The professor, by contrast, studies his own family, a collection of suicides, hospitalized relatives, and gun-related accidents. He longs to be free of blood ties, of the genetic links to an illness that continually lays him low. As the dear patient digs into her past, he’s frequently assailed by visits from his crows, which leave him bedridden, unable to eat or bathe, for days on end. He fervently wishes his dear patient will arrive at Paul’s notion of freedom from blood ties herself, viewing her lack of biological family as a gift.
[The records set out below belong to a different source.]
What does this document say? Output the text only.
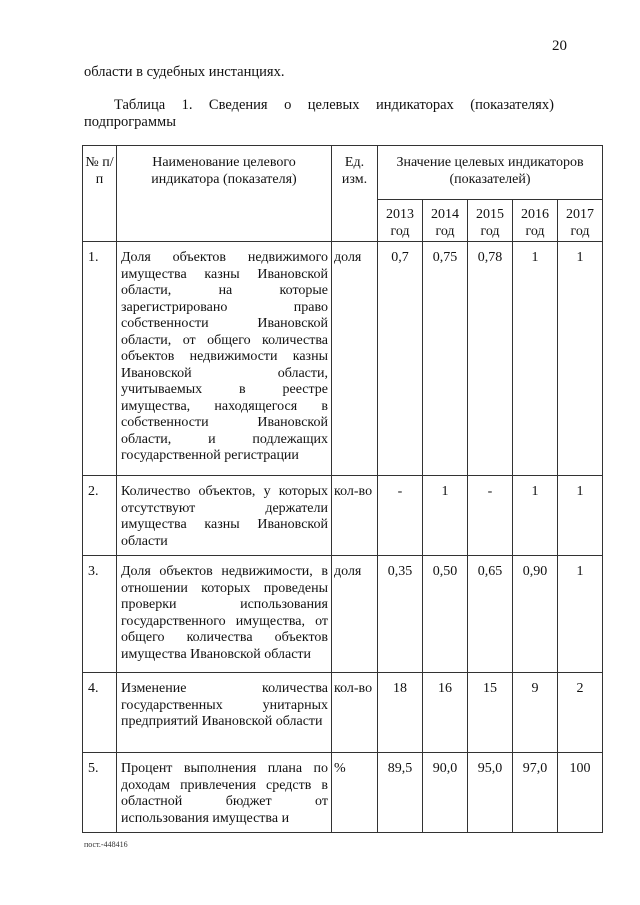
20
области в судебных инстанциях.
Таблица 1. Сведения о целевых индикаторах (показателях)
подпрограммы
№ п/п	Наименование целевого индикатора (показателя)	Ед. изм.	Значение целевых индикаторов (показателей)				
			2013 год	2014 год	2015 год	2016 год	2017 год
1.	Доля объектов недвижимого имущества казны Ивановской области, на которые зарегистрировано право собственности Ивановской области, от общего количества объектов недвижимости казны Ивановской области, учитываемых в реестре имущества, находящегося в собственности Ивановской области, и подлежащих государственной регистрации	доля	0,7	0,75	0,78	1	1
2.	Количество объектов, у которых отсутствуют держатели имущества казны Ивановской области	кол-во	-	1	-	1	1
3.	Доля объектов недвижимости, в отношении которых проведены проверки использования государственного имущества, от общего количества объектов имущества Ивановской области	доля	0,35	0,50	0,65	0,90	1
4.	Изменение количества государственных унитарных предприятий Ивановской области	кол-во	18	16	15	9	2
5.	Процент выполнения плана по доходам привлечения средств в областной бюджет от использования имущества и	%	89,5	90,0	95,0	97,0	100
пост.-448416
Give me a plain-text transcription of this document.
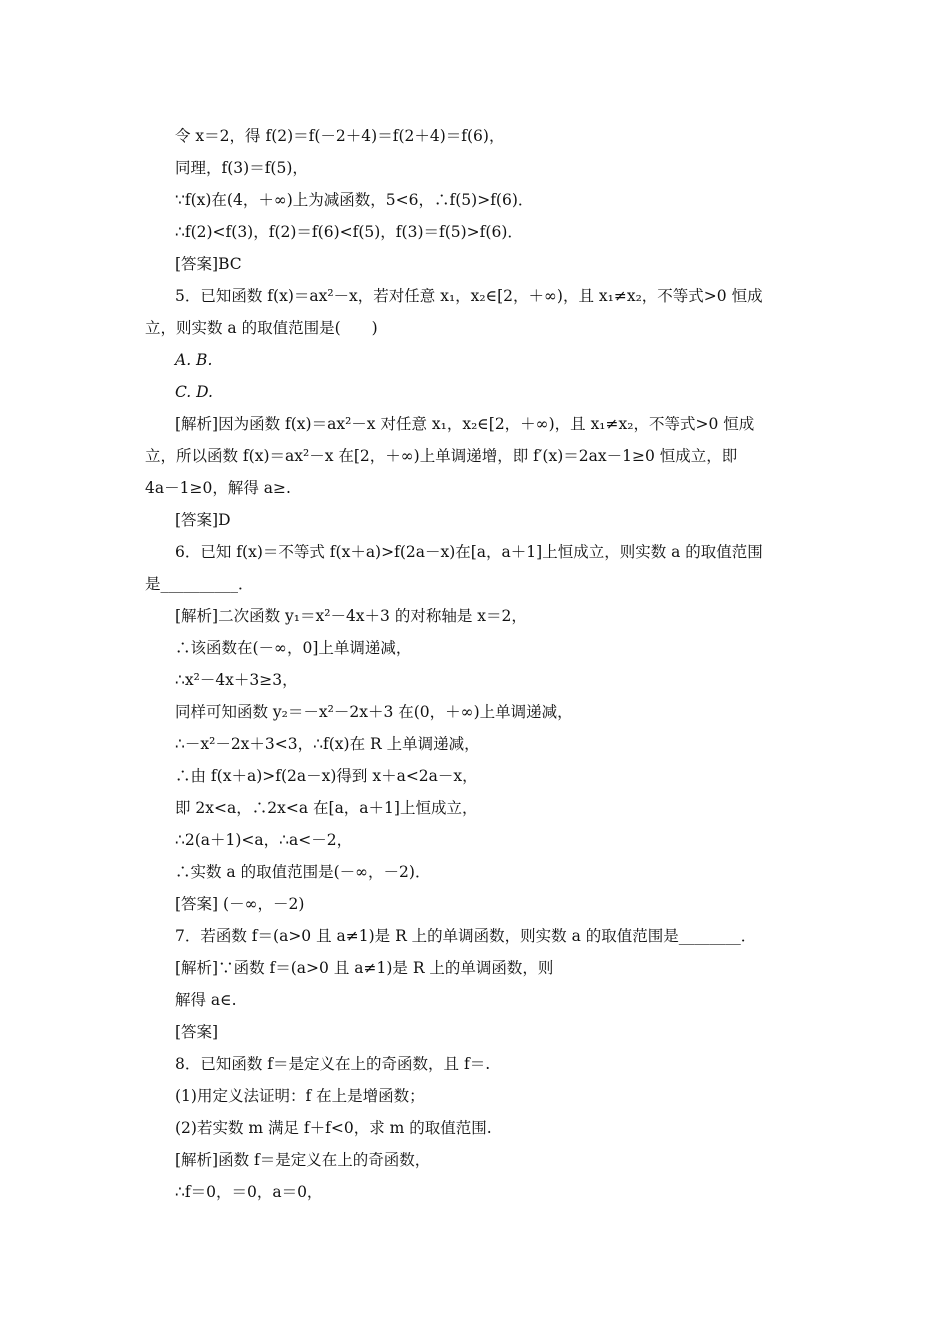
令 x＝2，得 f(2)＝f(－2＋4)＝f(2＋4)＝f(6)，
同理，f(3)＝f(5)，
∵f(x)在(4，＋∞)上为减函数，5<6，∴f(5)>f(6)．
∴f(2)<f(3)，f(2)＝f(6)<f(5)，f(3)＝f(5)>f(6)．
[答案]BC
5．已知函数 f(x)＝ax²－x，若对任意 x₁，x₂∈[2，＋∞)，且 x₁≠x₂，不等式>0 恒成
立，则实数 a 的取值范围是(　　)
A. B.
C. D.
[解析]因为函数 f(x)＝ax²－x 对任意 x₁，x₂∈[2，＋∞)，且 x₁≠x₂，不等式>0 恒成
立，所以函数 f(x)＝ax²－x 在[2，＋∞)上单调递增，即 f′(x)＝2ax－1≥0 恒成立，即
4a－1≥0，解得 a≥.
[答案]D
6．已知 f(x)＝不等式 f(x＋a)>f(2a－x)在[a，a＋1]上恒成立，则实数 a 的取值范围
是__________．
[解析]二次函数 y₁＝x²－4x＋3 的对称轴是 x＝2，
∴该函数在(－∞，0]上单调递减，
∴x²－4x＋3≥3，
同样可知函数 y₂＝－x²－2x＋3 在(0，＋∞)上单调递减，
∴－x²－2x＋3<3，∴f(x)在 R 上单调递减，
∴由 f(x＋a)>f(2a－x)得到 x＋a<2a－x，
即 2x<a，∴2x<a 在[a，a＋1]上恒成立，
∴2(a＋1)<a，∴a<－2，
∴实数 a 的取值范围是(－∞，－2)．
[答案] (－∞，－2)
7．若函数 f＝(a>0 且 a≠1)是 R 上的单调函数，则实数 a 的取值范围是________．
[解析]∵函数 f＝(a>0 且 a≠1)是 R 上的单调函数，则
解得 a∈.
[答案]
8．已知函数 f＝是定义在上的奇函数，且 f＝.
(1)用定义法证明：f 在上是增函数；
(2)若实数 m 满足 f＋f<0，求 m 的取值范围.
[解析]函数 f＝是定义在上的奇函数，
∴f＝0，＝0，a＝0，
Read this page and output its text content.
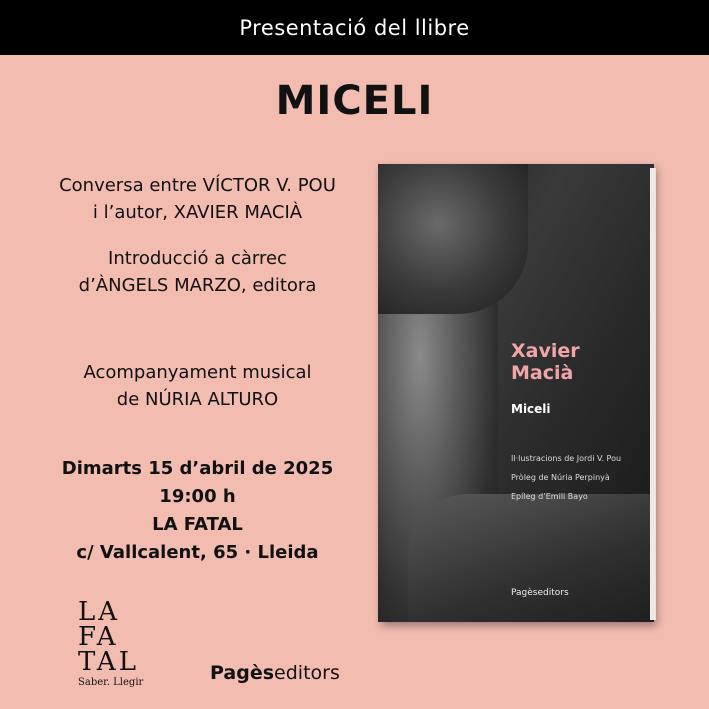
Presentació del llibre
MICELI
Conversa entre VÍCTOR V. POU
i l’autor, XAVIER MACIÀ
Introducció a càrrec
d’ÀNGELS MARZO, editora
Acompanyament musical
de NÚRIA ALTURO
Dimarts 15 d’abril de 2025
19:00 h
LA FATAL
c/ Vallcalent, 65 · Lleida
Xavier
Macià
Miceli
Il·lustracions de Jordi V. Pou
Pròleg de Núria Perpinyà
Epíleg d’Emili Bayo
Pagèseditors
LA
FA
TAL
Saber. Llegir	Pagèseditors
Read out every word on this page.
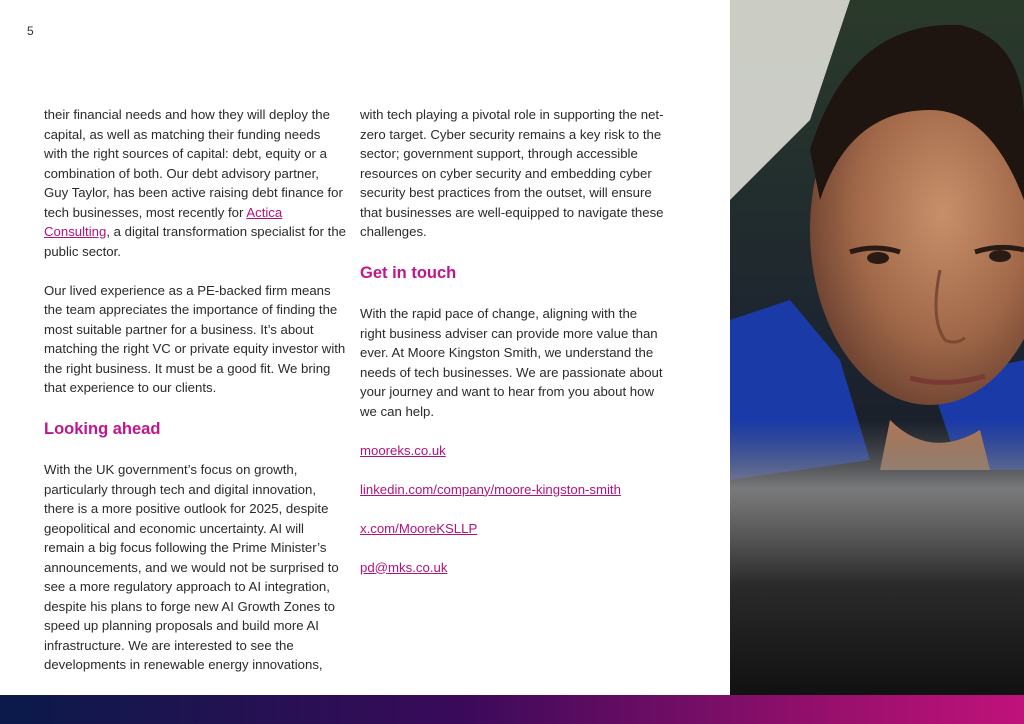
5

their financial needs and how they will deploy the capital, as well as matching their funding needs with the right sources of capital: debt, equity or a combination of both. Our debt advisory partner, Guy Taylor, has been active raising debt finance for tech businesses, most recently for Actica Consulting, a digital transformation specialist for the public sector.

Our lived experience as a PE-backed firm means the team appreciates the importance of finding the most suitable partner for a business. It’s about matching the right VC or private equity investor with the right business. It must be a good fit. We bring that experience to our clients.

Looking ahead

With the UK government’s focus on growth, particularly through tech and digital innovation, there is a more positive outlook for 2025, despite geopolitical and economic uncertainty. AI will remain a big focus following the Prime Minister’s announcements, and we would not be surprised to see a more regulatory approach to AI integration, despite his plans to forge new AI Growth Zones to speed up planning proposals and build more AI infrastructure. We are interested to see the developments in renewable energy innovations,

with tech playing a pivotal role in supporting the net-zero target. Cyber security remains a key risk to the sector; government support, through accessible resources on cyber security and embedding cyber security best practices from the outset, will ensure that businesses are well-equipped to navigate these challenges.

Get in touch

With the rapid pace of change, aligning with the right business adviser can provide more value than ever. At Moore Kingston Smith, we understand the needs of tech businesses. We are passionate about your journey and want to hear from you about how we can help.

mooreks.co.uk
linkedin.com/company/moore-kingston-smith
x.com/MooreKSLLP
pd@mks.co.uk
Ullman’s treatment of lesbianism sensitively manages to convey what it meant to be homosexual in 1974 (not that it’s a disco now). In 1973, homosexuality was removed from the Diagnostic and Statistical Manual of Mental Disorders, meaning the removal of pathology from sexual preference was still new to doctors like Dora Schussler. Schussler feels the dear patient’s lesbianism is part of her general maladjustment, a sentiment that we must remember is cogent with the era, even if it makes current readers shudder. Further, Ullman gives the dear patient an active sexual life, at times graphically described—acknowledgment that the patient is a vibrant, sensual individual.
It’s impossible to say much more without giving away critical portions of the plot, which is unfair to author and reader. Ullman is an imaginative writer, at times playing her storyline out perilously close to unreality, then skillfully reeling the reader back into the small adjoining rooms where three people struggle with their demons. There are moments, particularly late in the novel, that may arouse doubt; they’re outrageous, painful, too much of a much. But any thoughtful individual, willing to stop and consider the possibilities, can only conclude that the circumstances of the dear patient’s birth are entirely, sadly possible.
And so the reasons to pick up By Blood are numerous: for the luminous writing, for a picture of San Francisco nearing a half-century old, to better understand the adoptee’s plight, for the ways the horrors of the past continue intruding on the present, and finally, the terrible loneliness of so very many people.